Ripping and testing and re-sewing are not my favorite sewing activities, but sometimes you just have to force yourself to do them. In fact, I rip and re-sew quite a lot because I'm a perfectionist. However the ripping done on this coat is far beyond what I'd normally expect to do in a given sewing project.
I basically wasted 2 sewing days ripping out what I had sewn, making changes and then advancing back to where I should have been last week. Now I have a functional gusset and a lining that shows more of the promise of the coat-to-be.
After I figured out, using the muslin, where the gusset needed to be and how big it should be, I transferred the necessary details to my pattern and then to the side fronts and backs of my partially-sewn lining. Of course, this meant I had to rip. While I was taking out the side/underarm seams, I decided that at the same time I would have a try at fixing another problem with the lining as first sewn - the sleeves felt too bulky and too narrow. So I also removed the Thinsulate from the sleeves.

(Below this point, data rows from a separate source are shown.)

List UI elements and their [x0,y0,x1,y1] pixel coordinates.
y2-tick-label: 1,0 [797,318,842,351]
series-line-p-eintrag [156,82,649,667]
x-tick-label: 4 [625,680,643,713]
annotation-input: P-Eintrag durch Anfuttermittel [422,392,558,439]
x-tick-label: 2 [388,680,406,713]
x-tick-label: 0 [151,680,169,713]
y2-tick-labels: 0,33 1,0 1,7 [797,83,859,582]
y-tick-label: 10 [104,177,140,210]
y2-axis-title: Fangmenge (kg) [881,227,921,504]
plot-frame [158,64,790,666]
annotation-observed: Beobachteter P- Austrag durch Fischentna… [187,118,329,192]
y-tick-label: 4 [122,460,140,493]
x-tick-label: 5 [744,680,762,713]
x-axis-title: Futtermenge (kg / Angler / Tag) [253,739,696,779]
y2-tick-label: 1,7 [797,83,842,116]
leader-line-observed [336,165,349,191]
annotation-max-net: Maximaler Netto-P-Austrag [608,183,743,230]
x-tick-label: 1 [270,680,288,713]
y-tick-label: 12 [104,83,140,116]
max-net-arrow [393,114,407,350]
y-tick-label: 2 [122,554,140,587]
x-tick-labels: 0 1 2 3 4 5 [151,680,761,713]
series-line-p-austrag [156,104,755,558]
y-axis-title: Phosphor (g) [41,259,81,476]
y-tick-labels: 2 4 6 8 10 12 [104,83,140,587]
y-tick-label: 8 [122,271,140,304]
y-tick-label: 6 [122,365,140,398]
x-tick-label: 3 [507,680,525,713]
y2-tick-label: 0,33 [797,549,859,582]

I recently bought a life-time supply of white basting thread from a charming lady who runs a tailoring supply store in Montreal. I own needles. I have no excuses! I didn't even mind the hand-sewing activity. I laid the very bulky coat out on my cutting table, as you can see in the picture, and did the sewing while standing there. It was quite Zen... Changing the underlining to a less-bulky one, and paying attention to the stretch factor solved my too-narrow sleeve problem very nicely.
I sewed the new underarm seam up to but not over these lines of stitching. Then, I slashed up between the lines of stitching.